Paying a nurse $125k instead of $80k is not going to appreciably increase the cost of healthcare for any individual patient when the radiologist makes $500k, the surgeon makes $750k, the charge nurse makes $200k, and you get billed $35 for a Tylenol.
From a Canadian stand point you American nurses are already highly paid. My brother works in the US and was recently thinking of coming back to work closer to where he grew up. The best deal he could get here was $20usd less then what he makes there. So on top of making $20 more then a nurse here he is also making it in USD. He is making huge amounts of cash as a nurse down there. How much more do nurses need?
Maybe in California, but most of the US is not union and most nurses do not make anywhere close to this. $30-40/hr is much more typical. That salary is far about the top 10% of nursing salaries (which is $106k).
Nurse salaries are a vanishingly small portion of health care costs. They're largely a function of the difficulty in finding qualified nurses. It's unlikely that will change anytime soon.
Americans also consume a lot more healthcare. And doctors and nurses earn 2x more than in other countries. An NHS nurse makes something like $33k a year. In the US it's going to be $60-70k before overtime.

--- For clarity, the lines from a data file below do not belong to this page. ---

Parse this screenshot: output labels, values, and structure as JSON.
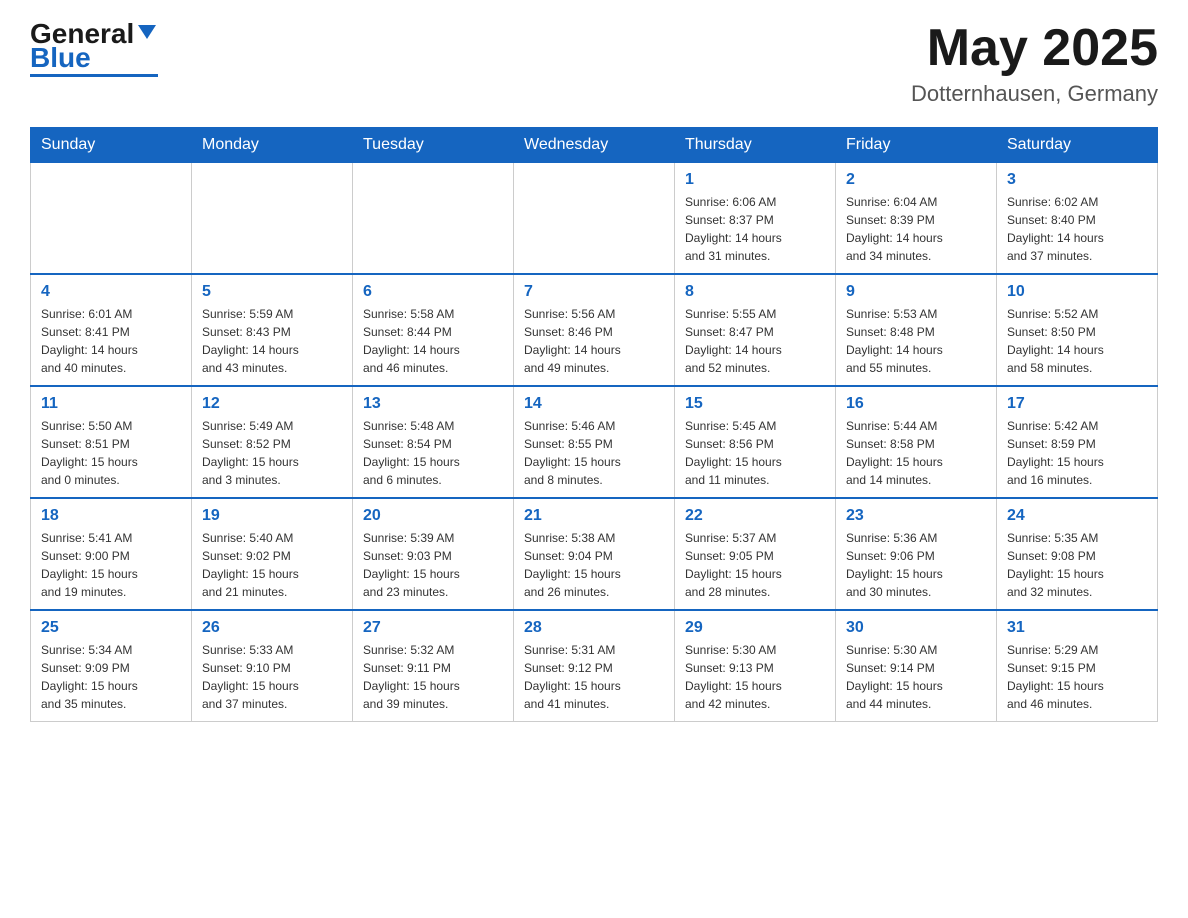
{
  "header": {
    "logo_general": "General",
    "logo_blue": "Blue",
    "month_year": "May 2025",
    "location": "Dotternhausen, Germany"
  },
  "weekdays": [
    "Sunday",
    "Monday",
    "Tuesday",
    "Wednesday",
    "Thursday",
    "Friday",
    "Saturday"
  ],
  "weeks": [
    [
      {
        "day": "",
        "info": ""
      },
      {
        "day": "",
        "info": ""
      },
      {
        "day": "",
        "info": ""
      },
      {
        "day": "",
        "info": ""
      },
      {
        "day": "1",
        "info": "Sunrise: 6:06 AM\nSunset: 8:37 PM\nDaylight: 14 hours\nand 31 minutes."
      },
      {
        "day": "2",
        "info": "Sunrise: 6:04 AM\nSunset: 8:39 PM\nDaylight: 14 hours\nand 34 minutes."
      },
      {
        "day": "3",
        "info": "Sunrise: 6:02 AM\nSunset: 8:40 PM\nDaylight: 14 hours\nand 37 minutes."
      }
    ],
    [
      {
        "day": "4",
        "info": "Sunrise: 6:01 AM\nSunset: 8:41 PM\nDaylight: 14 hours\nand 40 minutes."
      },
      {
        "day": "5",
        "info": "Sunrise: 5:59 AM\nSunset: 8:43 PM\nDaylight: 14 hours\nand 43 minutes."
      },
      {
        "day": "6",
        "info": "Sunrise: 5:58 AM\nSunset: 8:44 PM\nDaylight: 14 hours\nand 46 minutes."
      },
      {
        "day": "7",
        "info": "Sunrise: 5:56 AM\nSunset: 8:46 PM\nDaylight: 14 hours\nand 49 minutes."
      },
      {
        "day": "8",
        "info": "Sunrise: 5:55 AM\nSunset: 8:47 PM\nDaylight: 14 hours\nand 52 minutes."
      },
      {
        "day": "9",
        "info": "Sunrise: 5:53 AM\nSunset: 8:48 PM\nDaylight: 14 hours\nand 55 minutes."
      },
      {
        "day": "10",
        "info": "Sunrise: 5:52 AM\nSunset: 8:50 PM\nDaylight: 14 hours\nand 58 minutes."
      }
    ],
    [
      {
        "day": "11",
        "info": "Sunrise: 5:50 AM\nSunset: 8:51 PM\nDaylight: 15 hours\nand 0 minutes."
      },
      {
        "day": "12",
        "info": "Sunrise: 5:49 AM\nSunset: 8:52 PM\nDaylight: 15 hours\nand 3 minutes."
      },
      {
        "day": "13",
        "info": "Sunrise: 5:48 AM\nSunset: 8:54 PM\nDaylight: 15 hours\nand 6 minutes."
      },
      {
        "day": "14",
        "info": "Sunrise: 5:46 AM\nSunset: 8:55 PM\nDaylight: 15 hours\nand 8 minutes."
      },
      {
        "day": "15",
        "info": "Sunrise: 5:45 AM\nSunset: 8:56 PM\nDaylight: 15 hours\nand 11 minutes."
      },
      {
        "day": "16",
        "info": "Sunrise: 5:44 AM\nSunset: 8:58 PM\nDaylight: 15 hours\nand 14 minutes."
      },
      {
        "day": "17",
        "info": "Sunrise: 5:42 AM\nSunset: 8:59 PM\nDaylight: 15 hours\nand 16 minutes."
      }
    ],
    [
      {
        "day": "18",
        "info": "Sunrise: 5:41 AM\nSunset: 9:00 PM\nDaylight: 15 hours\nand 19 minutes."
      },
      {
        "day": "19",
        "info": "Sunrise: 5:40 AM\nSunset: 9:02 PM\nDaylight: 15 hours\nand 21 minutes."
      },
      {
        "day": "20",
        "info": "Sunrise: 5:39 AM\nSunset: 9:03 PM\nDaylight: 15 hours\nand 23 minutes."
      },
      {
        "day": "21",
        "info": "Sunrise: 5:38 AM\nSunset: 9:04 PM\nDaylight: 15 hours\nand 26 minutes."
      },
      {
        "day": "22",
        "info": "Sunrise: 5:37 AM\nSunset: 9:05 PM\nDaylight: 15 hours\nand 28 minutes."
      },
      {
        "day": "23",
        "info": "Sunrise: 5:36 AM\nSunset: 9:06 PM\nDaylight: 15 hours\nand 30 minutes."
      },
      {
        "day": "24",
        "info": "Sunrise: 5:35 AM\nSunset: 9:08 PM\nDaylight: 15 hours\nand 32 minutes."
      }
    ],
    [
      {
        "day": "25",
        "info": "Sunrise: 5:34 AM\nSunset: 9:09 PM\nDaylight: 15 hours\nand 35 minutes."
      },
      {
        "day": "26",
        "info": "Sunrise: 5:33 AM\nSunset: 9:10 PM\nDaylight: 15 hours\nand 37 minutes."
      },
      {
        "day": "27",
        "info": "Sunrise: 5:32 AM\nSunset: 9:11 PM\nDaylight: 15 hours\nand 39 minutes."
      },
      {
        "day": "28",
        "info": "Sunrise: 5:31 AM\nSunset: 9:12 PM\nDaylight: 15 hours\nand 41 minutes."
      },
      {
        "day": "29",
        "info": "Sunrise: 5:30 AM\nSunset: 9:13 PM\nDaylight: 15 hours\nand 42 minutes."
      },
      {
        "day": "30",
        "info": "Sunrise: 5:30 AM\nSunset: 9:14 PM\nDaylight: 15 hours\nand 44 minutes."
      },
      {
        "day": "31",
        "info": "Sunrise: 5:29 AM\nSunset: 9:15 PM\nDaylight: 15 hours\nand 46 minutes."
      }
    ]
  ]
}
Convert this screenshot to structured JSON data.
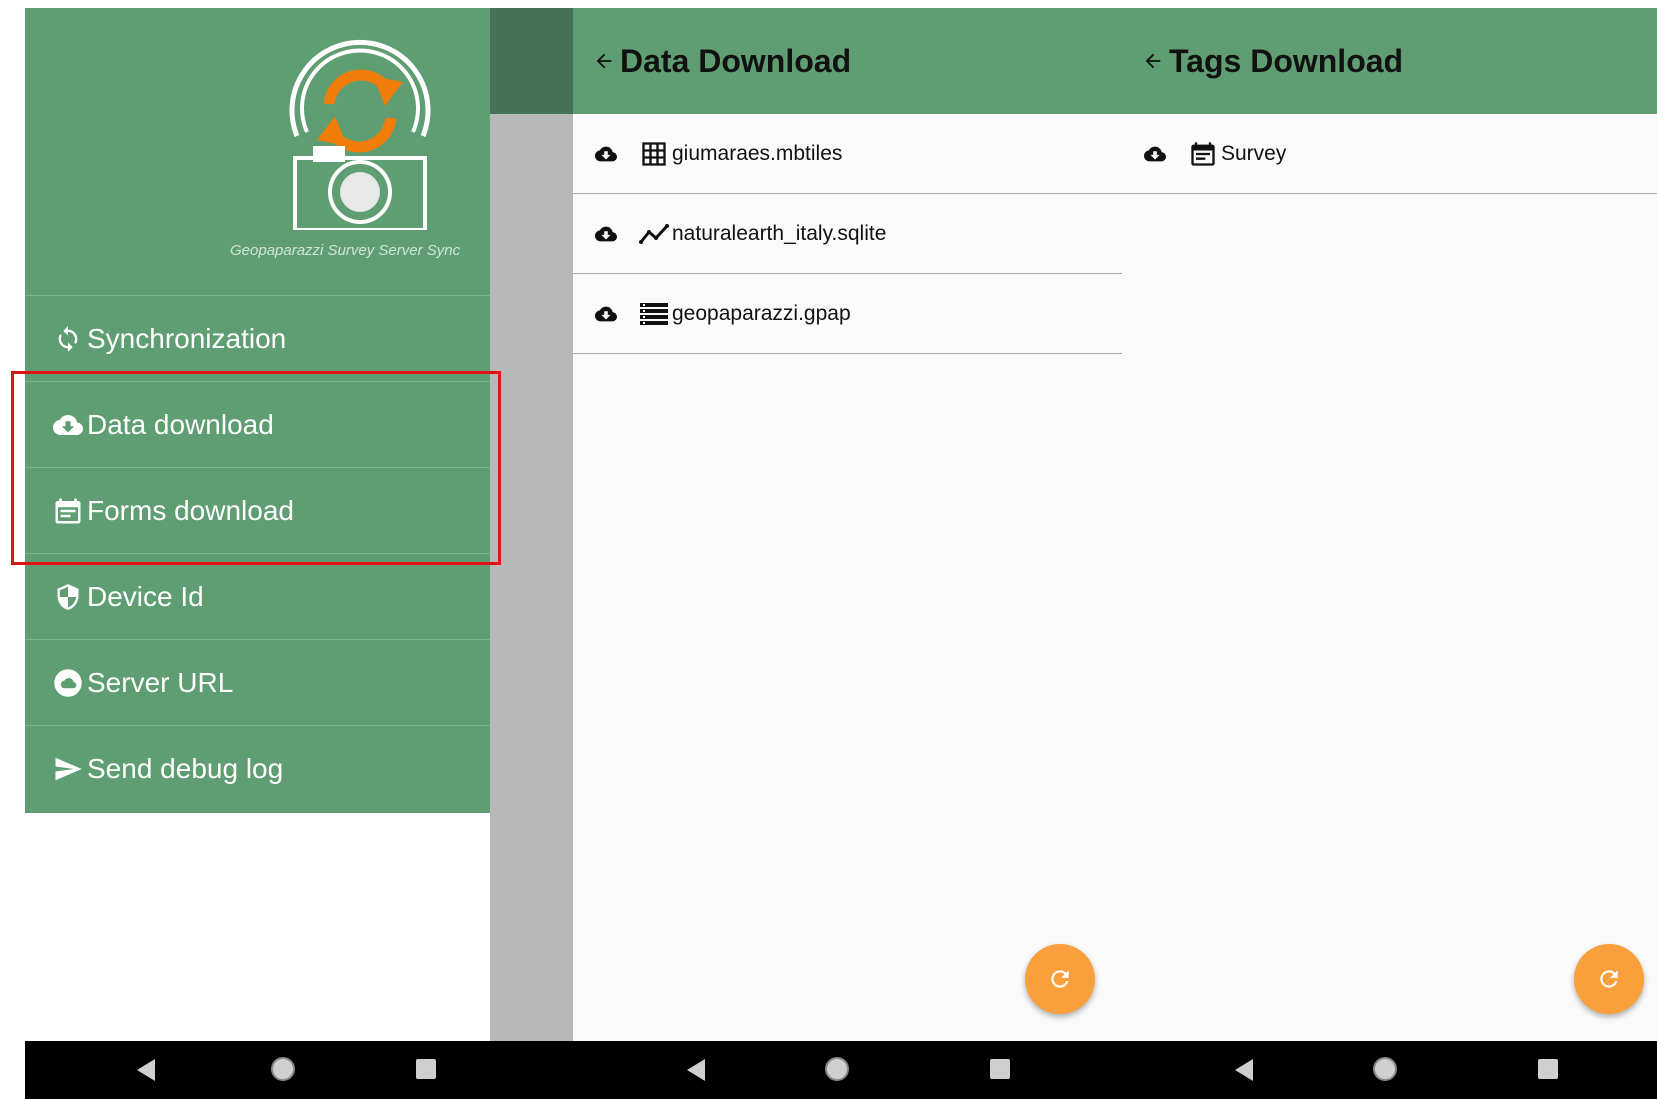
{
  "drawer": {
    "caption": "Geopaparazzi Survey Server Sync",
    "items": [
      {
        "label": "Synchronization",
        "icon": "sync-icon"
      },
      {
        "label": "Data download",
        "icon": "cloud-download-icon"
      },
      {
        "label": "Forms download",
        "icon": "form-icon"
      },
      {
        "label": "Device Id",
        "icon": "shield-icon"
      },
      {
        "label": "Server URL",
        "icon": "cloud-icon"
      },
      {
        "label": "Send debug log",
        "icon": "send-icon"
      }
    ]
  },
  "data_download": {
    "title": "Data Download",
    "items": [
      {
        "label": "giumaraes.mbtiles",
        "icon": "grid-icon"
      },
      {
        "label": "naturalearth_italy.sqlite",
        "icon": "line-chart-icon"
      },
      {
        "label": "geopaparazzi.gpap",
        "icon": "list-icon"
      }
    ]
  },
  "tags_download": {
    "title": "Tags Download",
    "items": [
      {
        "label": "Survey",
        "icon": "form-icon"
      }
    ]
  },
  "colors": {
    "primary": "#5f9e73",
    "primary_dark": "#467158",
    "accent": "#f9a03c",
    "highlight": "#e01414"
  }
}
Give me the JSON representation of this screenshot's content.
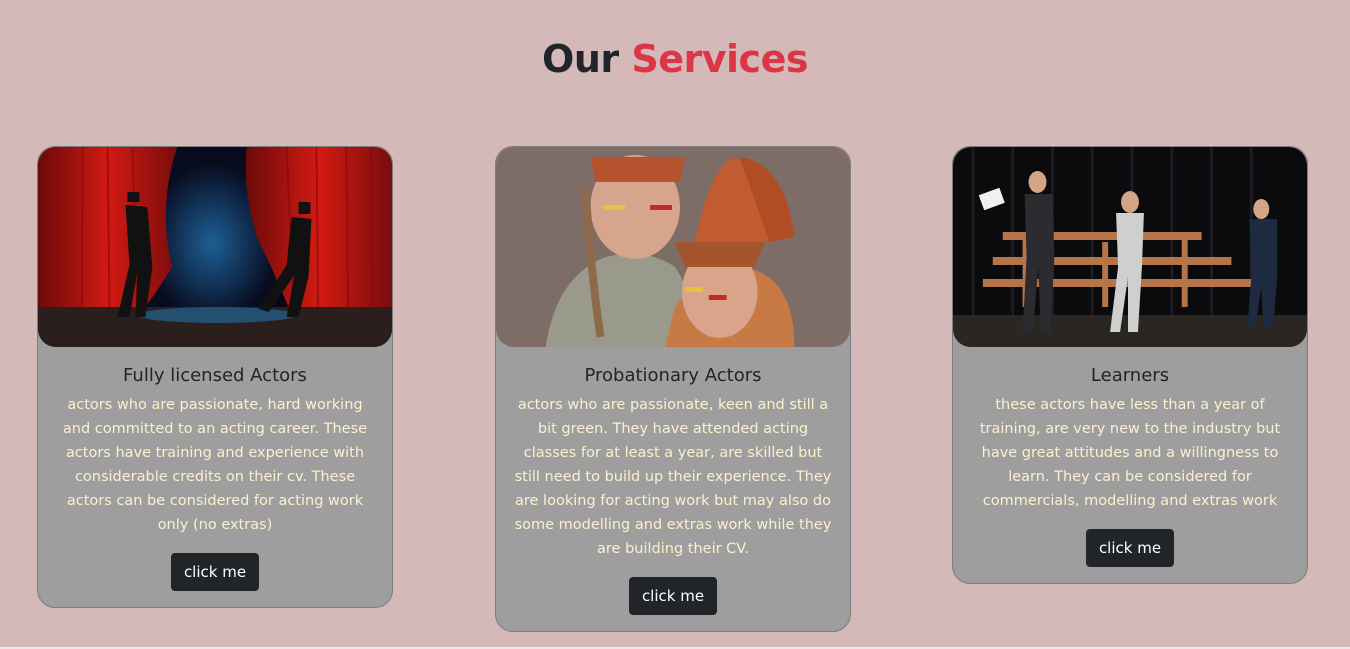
{
  "header": {
    "title_part1": "Our",
    "title_part2": "Services"
  },
  "colors": {
    "background": "#d5b9b9",
    "accent": "#dc3545",
    "card": "#9e9e9e",
    "button": "#212529",
    "card_text": "#fdf0d0"
  },
  "cards": [
    {
      "image": "stage-performers-red-curtain",
      "title": "Fully licensed Actors",
      "text": "actors who are passionate, hard working and committed to an acting career. These actors have training and experience with considerable credits on their cv. These actors can be considered for acting work only (no extras)",
      "button": "click me"
    },
    {
      "image": "children-in-costume",
      "title": "Probationary Actors",
      "text": "actors who are passionate, keen and still a bit green. They have attended acting classes for at least a year, are skilled but still need to build up their experience. They are looking for acting work but may also do some modelling and extras work while they are building their CV.",
      "button": "click me"
    },
    {
      "image": "stage-rehearsal",
      "title": "Learners",
      "text": "these actors have less than a year of training, are very new to the industry but have great attitudes and a willingness to learn. They can be considered for commercials, modelling and extras work",
      "button": "click me"
    }
  ]
}
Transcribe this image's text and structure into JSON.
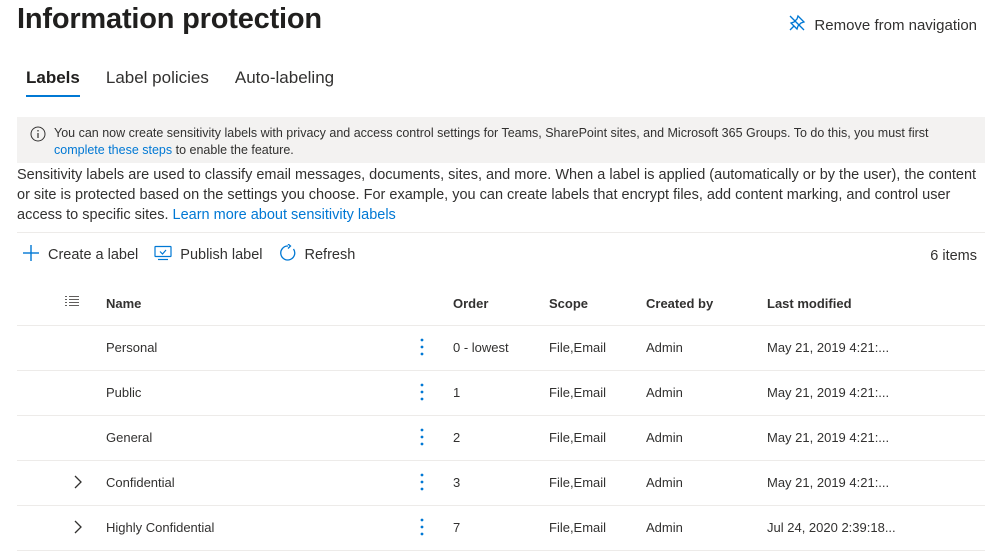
{
  "page": {
    "title": "Information protection",
    "remove_nav_label": "Remove from navigation"
  },
  "tabs": [
    {
      "label": "Labels",
      "active": true
    },
    {
      "label": "Label policies",
      "active": false
    },
    {
      "label": "Auto-labeling",
      "active": false
    }
  ],
  "banner": {
    "text": "You can now create sensitivity labels with privacy and access control settings for Teams, SharePoint sites, and Microsoft 365 Groups. To do this, you must first",
    "link": "complete these steps",
    "suffix": "to enable the feature."
  },
  "description": {
    "text": "Sensitivity labels are used to classify email messages, documents, sites, and more. When a label is applied (automatically or by the user), the content or site is protected based on the settings you choose. For example, you can create labels that encrypt files, add content marking, and control user access to specific sites.",
    "link": "Learn more about sensitivity labels"
  },
  "toolbar": {
    "create_label": "Create a label",
    "publish_label": "Publish label",
    "refresh": "Refresh",
    "items_count": "6 items"
  },
  "table": {
    "columns": {
      "name": "Name",
      "order": "Order",
      "scope": "Scope",
      "created_by": "Created by",
      "last_modified": "Last modified"
    },
    "rows": [
      {
        "name": "Personal",
        "order": "0 - lowest",
        "scope": "File,Email",
        "created_by": "Admin",
        "last_modified": "May 21, 2019 4:21:...",
        "expandable": false
      },
      {
        "name": "Public",
        "order": "1",
        "scope": "File,Email",
        "created_by": "Admin",
        "last_modified": "May 21, 2019 4:21:...",
        "expandable": false
      },
      {
        "name": "General",
        "order": "2",
        "scope": "File,Email",
        "created_by": "Admin",
        "last_modified": "May 21, 2019 4:21:...",
        "expandable": false
      },
      {
        "name": "Confidential",
        "order": "3",
        "scope": "File,Email",
        "created_by": "Admin",
        "last_modified": "May 21, 2019 4:21:...",
        "expandable": true
      },
      {
        "name": "Highly Confidential",
        "order": "7",
        "scope": "File,Email",
        "created_by": "Admin",
        "last_modified": "Jul 24, 2020 2:39:18...",
        "expandable": true
      }
    ]
  },
  "colors": {
    "accent": "#0078d4",
    "banner_bg": "#f3f2f1",
    "text": "#323130",
    "divider": "#edebe9"
  },
  "icons": [
    "unpin-icon",
    "info-icon",
    "plus-icon",
    "publish-icon",
    "refresh-icon",
    "list-view-icon",
    "chevron-right-icon",
    "more-vertical-icon"
  ]
}
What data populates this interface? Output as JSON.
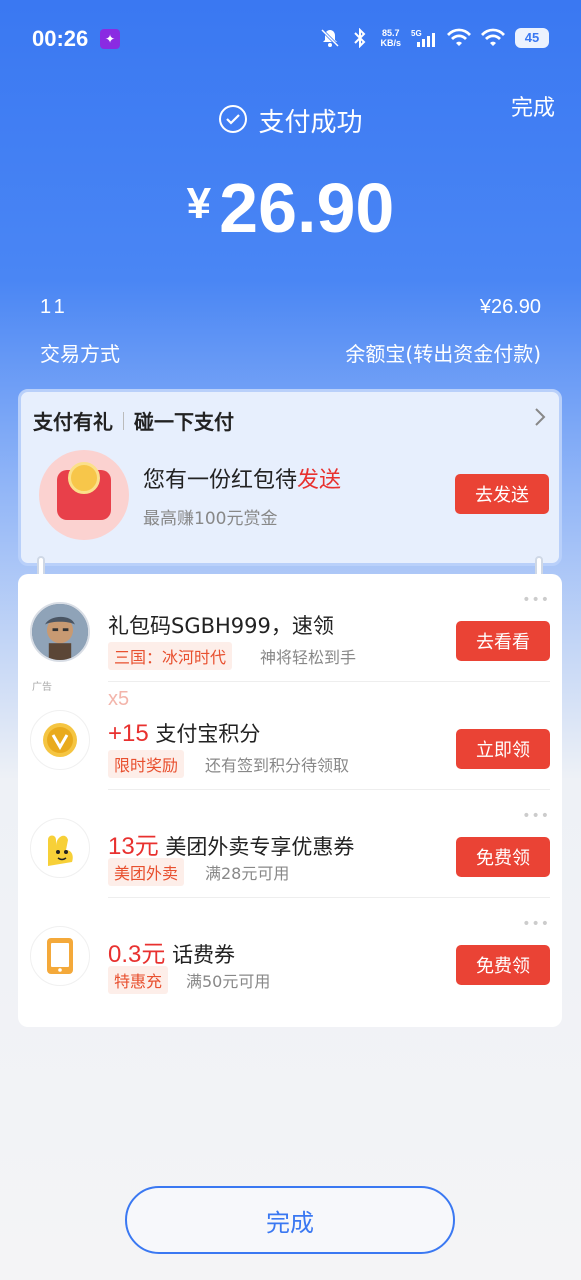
{
  "status_bar": {
    "time": "00:26",
    "net_speed_value": "85.7",
    "net_speed_unit": "KB/s",
    "network": "5G",
    "battery": "45"
  },
  "header": {
    "done_label": "完成",
    "success_text": "支付成功",
    "currency": "¥",
    "amount": "26.90"
  },
  "info": {
    "left_value": "11",
    "right_value": "¥26.90",
    "method_label": "交易方式",
    "method_value": "余额宝(转出资金付款)"
  },
  "gift": {
    "title": "支付有礼",
    "subtitle": "碰一下支付",
    "offer_prefix": "您有一份红包待",
    "offer_highlight": "发送",
    "offer_desc": "最高赚100元赏金",
    "button": "去发送"
  },
  "items": [
    {
      "title": "礼包码SGBH999，速领",
      "tag": "三国：冰河时代",
      "desc": "神将轻松到手",
      "button": "去看看",
      "ad": "广告"
    },
    {
      "badge": "x5",
      "num": "+15",
      "title": "支付宝积分",
      "tag": "限时奖励",
      "desc": "还有签到积分待领取",
      "button": "立即领"
    },
    {
      "num": "13元",
      "title": "美团外卖专享优惠券",
      "tag": "美团外卖",
      "desc": "满28元可用",
      "button": "免费领"
    },
    {
      "num": "0.3元",
      "title": "话费券",
      "tag": "特惠充",
      "desc": "满50元可用",
      "button": "免费领"
    }
  ],
  "footer": {
    "done_label": "完成"
  },
  "colors": {
    "brand_blue": "#3a78f2",
    "accent_red": "#ea4335"
  }
}
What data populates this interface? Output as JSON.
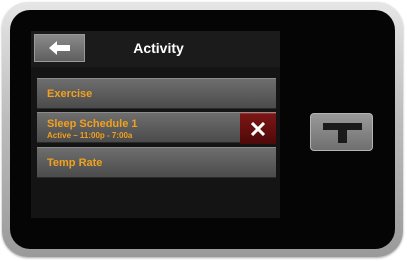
{
  "header": {
    "title": "Activity",
    "back_icon": "arrow-left-icon"
  },
  "menu": {
    "items": [
      {
        "label": "Exercise"
      },
      {
        "label": "Sleep Schedule 1",
        "sublabel": "Active – 11:00p - 7:00a",
        "delete_icon": "close-icon"
      },
      {
        "label": "Temp Rate"
      }
    ]
  },
  "device": {
    "hardware_button_icon": "t-logo-icon"
  },
  "colors": {
    "accent_text": "#f2a11e",
    "row_background": "#5c5c5c",
    "delete_background": "#6a1010",
    "screen_background": "#141414"
  }
}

I agree with you that in the current situation of 1 to 2 years, my choice does not matter.
> The cost of a nurse is conditioned on the licensed supply, not the willingness of Joe Programmer to do it for $800,000.
The supply of a nurse is conditioned on cash flow prospects. If nursing paid more and had a history of having decent pay to lifestyle ratio, then there would have been more supply of nurses.